Na verdade, a programações séria será sempre uma meta a atingir, mas.... se não houver 'desenrascanço', 'improviso' ou 'experimentação', não há criatividade, não há invenção.
Abraço
Hélder S.
Olá Camarada
Vou atirar-me para fora de pé.
Tenho para mim que a passagem do sistema de ensino para a mão das mulheres, quase em exclusivo, teve más consequências.
As escolas passaram a ser geridas por grupos de professora que estavam muito preocupadas em "modernizar" o ensino adoptando métodos e procedimentos burocrático-tecnológicos moderníssimos e evoluidíssimos que levaram a um "amaricar" do ensino.

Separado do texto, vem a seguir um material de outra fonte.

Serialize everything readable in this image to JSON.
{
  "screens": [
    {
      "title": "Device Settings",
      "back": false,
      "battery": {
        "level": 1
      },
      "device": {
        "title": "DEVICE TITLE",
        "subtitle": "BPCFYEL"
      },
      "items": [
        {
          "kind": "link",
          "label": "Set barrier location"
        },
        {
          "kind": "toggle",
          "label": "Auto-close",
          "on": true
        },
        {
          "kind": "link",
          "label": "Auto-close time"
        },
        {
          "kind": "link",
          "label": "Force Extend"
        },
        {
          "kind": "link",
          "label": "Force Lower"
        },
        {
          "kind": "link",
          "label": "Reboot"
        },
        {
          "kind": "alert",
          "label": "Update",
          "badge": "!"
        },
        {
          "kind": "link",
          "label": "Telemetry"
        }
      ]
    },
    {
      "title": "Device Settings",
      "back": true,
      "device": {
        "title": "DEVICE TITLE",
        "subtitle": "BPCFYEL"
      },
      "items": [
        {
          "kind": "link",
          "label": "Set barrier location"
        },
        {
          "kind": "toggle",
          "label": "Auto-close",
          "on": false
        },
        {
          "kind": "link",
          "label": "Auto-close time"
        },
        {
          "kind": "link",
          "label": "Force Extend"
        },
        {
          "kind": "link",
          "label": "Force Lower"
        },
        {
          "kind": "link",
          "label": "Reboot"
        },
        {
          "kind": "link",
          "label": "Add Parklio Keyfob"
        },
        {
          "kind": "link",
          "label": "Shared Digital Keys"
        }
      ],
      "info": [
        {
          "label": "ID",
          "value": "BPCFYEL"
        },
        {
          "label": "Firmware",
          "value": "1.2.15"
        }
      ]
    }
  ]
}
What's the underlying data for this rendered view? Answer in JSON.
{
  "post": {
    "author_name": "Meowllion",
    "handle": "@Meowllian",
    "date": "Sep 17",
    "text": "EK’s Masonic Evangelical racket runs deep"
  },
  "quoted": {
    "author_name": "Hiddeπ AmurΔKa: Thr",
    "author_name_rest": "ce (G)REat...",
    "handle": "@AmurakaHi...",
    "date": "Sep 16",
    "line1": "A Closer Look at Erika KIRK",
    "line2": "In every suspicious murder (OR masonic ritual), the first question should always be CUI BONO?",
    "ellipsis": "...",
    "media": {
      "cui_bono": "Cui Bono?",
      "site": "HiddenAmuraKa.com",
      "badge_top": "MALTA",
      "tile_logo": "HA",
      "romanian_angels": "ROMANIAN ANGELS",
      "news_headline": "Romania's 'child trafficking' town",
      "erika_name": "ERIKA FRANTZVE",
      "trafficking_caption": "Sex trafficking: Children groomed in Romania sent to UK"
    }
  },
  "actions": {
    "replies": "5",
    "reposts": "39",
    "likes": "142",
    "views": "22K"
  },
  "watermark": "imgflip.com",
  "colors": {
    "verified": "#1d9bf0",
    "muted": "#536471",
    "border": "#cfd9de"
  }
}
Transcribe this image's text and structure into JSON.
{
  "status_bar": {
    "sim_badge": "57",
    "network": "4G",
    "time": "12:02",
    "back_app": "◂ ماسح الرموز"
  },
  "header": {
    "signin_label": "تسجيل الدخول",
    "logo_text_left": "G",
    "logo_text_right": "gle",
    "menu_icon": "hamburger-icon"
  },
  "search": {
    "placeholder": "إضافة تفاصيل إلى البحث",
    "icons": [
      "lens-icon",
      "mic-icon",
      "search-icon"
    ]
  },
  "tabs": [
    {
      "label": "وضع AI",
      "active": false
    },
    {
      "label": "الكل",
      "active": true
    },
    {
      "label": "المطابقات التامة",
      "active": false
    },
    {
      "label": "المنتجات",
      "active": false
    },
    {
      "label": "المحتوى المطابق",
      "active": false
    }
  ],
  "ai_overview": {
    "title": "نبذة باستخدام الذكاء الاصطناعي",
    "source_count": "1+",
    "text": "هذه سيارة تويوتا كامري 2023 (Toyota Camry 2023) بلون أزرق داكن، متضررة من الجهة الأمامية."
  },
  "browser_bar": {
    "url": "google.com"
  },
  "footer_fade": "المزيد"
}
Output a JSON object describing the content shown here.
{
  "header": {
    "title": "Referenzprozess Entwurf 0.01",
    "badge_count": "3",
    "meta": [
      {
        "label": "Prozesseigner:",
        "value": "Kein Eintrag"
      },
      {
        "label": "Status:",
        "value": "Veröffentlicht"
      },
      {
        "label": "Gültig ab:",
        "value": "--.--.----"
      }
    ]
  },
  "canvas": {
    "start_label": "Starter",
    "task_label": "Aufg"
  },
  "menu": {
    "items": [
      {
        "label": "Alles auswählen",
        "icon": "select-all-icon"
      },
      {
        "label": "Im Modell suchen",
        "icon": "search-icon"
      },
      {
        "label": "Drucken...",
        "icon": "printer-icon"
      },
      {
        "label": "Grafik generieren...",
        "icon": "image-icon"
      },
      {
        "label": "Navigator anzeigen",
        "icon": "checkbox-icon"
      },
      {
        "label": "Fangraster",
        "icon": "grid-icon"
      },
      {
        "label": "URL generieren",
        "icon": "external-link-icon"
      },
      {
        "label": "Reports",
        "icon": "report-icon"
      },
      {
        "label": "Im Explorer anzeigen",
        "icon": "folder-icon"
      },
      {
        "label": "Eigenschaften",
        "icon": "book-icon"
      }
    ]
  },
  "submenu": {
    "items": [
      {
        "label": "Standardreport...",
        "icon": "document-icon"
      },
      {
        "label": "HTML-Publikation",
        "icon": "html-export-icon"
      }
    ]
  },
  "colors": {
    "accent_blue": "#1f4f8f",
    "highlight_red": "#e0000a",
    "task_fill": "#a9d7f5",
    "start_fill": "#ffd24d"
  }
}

É por isso que os putos sabem cada vez menos, a indisciplina é cada vez maior e a burocracia é uma das queixas dos(as) professores...
O resto foi consequência da evolução da sociedade.
Um Ab.
António J. P. Costa
PS: Oh Luís não aproveites para fazer um inquérito!
Sobre o desenrascanso o que me parece é que não está na cultura geral mas sim na cultura popular, na nossa geração saímos da escola outros nem à escola iam, e aqueles que não iam guardar gado, (como se dizia na altura ser ajuda do pastor) iam aprender um oficio desde pedreiro a carpinteiros mecânicos etc, e daí também se formaram alguns técnicos e engenheiros de alto gabarito a trabalhar de dia e estudar à noite.